MacManus's tenure in Dublin was largely successful, with his establishment of classes for women one of his most noted achievements. Amongst his noted pupils was Mary Alment. He also organised the Royal Dublin Society (RDS) exhibition of arts and industries, and served as superintendent at the new women's industrial school at Carrickmacross, County Monaghan. After 1854, following a reduction in staff by the Department of Science and Art, MacManus complained that the school's reputation was being undermined and that he was overworked. However, the department felt that academic standards were suffering due to a decline in MacManus's health, and pressured the RDS into removing him. MacManus circulated a letter with the press dated 26 June 1862 when the RDS threatened to dismiss him unless he resigned. The letter rallied much support from his former students. He was dismissed by the RDS for improper conduct on 11 July 1862, but reinstated him after an apology. He finally was forced to retire on 30 September 1863, with the title of honorary professor of fine arts.

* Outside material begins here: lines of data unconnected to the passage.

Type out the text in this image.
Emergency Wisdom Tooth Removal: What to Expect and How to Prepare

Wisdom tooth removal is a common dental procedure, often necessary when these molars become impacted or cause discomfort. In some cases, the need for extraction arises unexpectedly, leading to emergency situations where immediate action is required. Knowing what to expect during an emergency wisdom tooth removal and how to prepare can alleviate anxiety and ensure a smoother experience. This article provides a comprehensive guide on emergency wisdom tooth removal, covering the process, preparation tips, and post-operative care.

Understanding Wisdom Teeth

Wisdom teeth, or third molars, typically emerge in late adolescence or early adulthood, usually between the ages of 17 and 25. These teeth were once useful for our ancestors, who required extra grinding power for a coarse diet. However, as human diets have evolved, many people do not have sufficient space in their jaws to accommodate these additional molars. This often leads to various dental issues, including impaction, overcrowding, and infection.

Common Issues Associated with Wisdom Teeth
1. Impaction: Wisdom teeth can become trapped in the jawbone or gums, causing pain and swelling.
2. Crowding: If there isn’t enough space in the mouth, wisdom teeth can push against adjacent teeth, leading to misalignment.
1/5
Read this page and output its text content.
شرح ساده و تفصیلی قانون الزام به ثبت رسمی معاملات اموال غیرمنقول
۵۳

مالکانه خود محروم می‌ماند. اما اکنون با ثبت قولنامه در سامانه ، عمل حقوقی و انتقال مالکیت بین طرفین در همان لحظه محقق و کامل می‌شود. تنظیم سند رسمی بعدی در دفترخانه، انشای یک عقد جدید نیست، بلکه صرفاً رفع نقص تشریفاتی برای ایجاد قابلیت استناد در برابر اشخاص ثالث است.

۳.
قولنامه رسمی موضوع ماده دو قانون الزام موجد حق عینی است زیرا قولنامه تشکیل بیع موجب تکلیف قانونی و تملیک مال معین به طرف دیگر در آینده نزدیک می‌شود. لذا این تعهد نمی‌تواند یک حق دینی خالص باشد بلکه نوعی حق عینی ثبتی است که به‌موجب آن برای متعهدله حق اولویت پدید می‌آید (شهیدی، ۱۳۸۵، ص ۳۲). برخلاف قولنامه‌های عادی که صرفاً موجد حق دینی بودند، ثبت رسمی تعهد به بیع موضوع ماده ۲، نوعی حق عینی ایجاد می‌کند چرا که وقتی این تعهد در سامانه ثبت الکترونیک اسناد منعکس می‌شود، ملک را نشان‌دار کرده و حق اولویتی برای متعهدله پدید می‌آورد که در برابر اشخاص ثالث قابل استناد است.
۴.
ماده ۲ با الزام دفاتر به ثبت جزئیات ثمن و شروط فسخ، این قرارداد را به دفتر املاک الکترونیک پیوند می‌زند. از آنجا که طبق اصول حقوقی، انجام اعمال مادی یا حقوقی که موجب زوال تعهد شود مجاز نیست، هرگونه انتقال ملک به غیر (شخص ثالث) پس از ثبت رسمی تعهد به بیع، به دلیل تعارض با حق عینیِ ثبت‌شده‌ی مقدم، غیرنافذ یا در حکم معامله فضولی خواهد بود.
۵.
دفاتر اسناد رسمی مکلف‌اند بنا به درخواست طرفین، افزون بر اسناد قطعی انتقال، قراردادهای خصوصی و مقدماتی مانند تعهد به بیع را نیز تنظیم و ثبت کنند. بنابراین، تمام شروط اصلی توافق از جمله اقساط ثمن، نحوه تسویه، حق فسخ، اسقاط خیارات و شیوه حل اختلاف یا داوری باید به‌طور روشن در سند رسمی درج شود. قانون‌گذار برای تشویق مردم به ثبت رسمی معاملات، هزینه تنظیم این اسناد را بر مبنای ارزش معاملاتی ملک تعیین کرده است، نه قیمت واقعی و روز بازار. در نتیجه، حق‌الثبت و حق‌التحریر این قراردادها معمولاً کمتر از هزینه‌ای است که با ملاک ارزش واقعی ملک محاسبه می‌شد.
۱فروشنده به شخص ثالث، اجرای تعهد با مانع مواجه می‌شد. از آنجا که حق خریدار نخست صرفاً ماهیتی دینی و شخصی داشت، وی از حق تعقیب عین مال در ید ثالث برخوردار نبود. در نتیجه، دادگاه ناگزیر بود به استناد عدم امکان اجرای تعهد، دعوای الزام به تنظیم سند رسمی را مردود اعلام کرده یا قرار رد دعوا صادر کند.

MacManus was featured regularly with the RHA, becoming an associate in 1835 and a full member in 1858. He was also the RHA professor of drawing from 1873 to 1878. In 1853, he exhibited two plaster sculptures, but he was primarily a landscape artist. Art historian Walter George Strickland stated that MacManus's work was "poor in colour, puerile and even ludicrous", but credits his earlier work with more merit. MacManus also illustrated books, including Hall's Ireland and Carleton's Traits and Stories of the Irish Peasants.

Alongside the sculptor John Hogan, MacManus presented Daniel O'Connell a National Cap at the monster meeting of Mullagh-mast, causing celebre as English journalists insisted on identifying the cap as the crown of Ireland.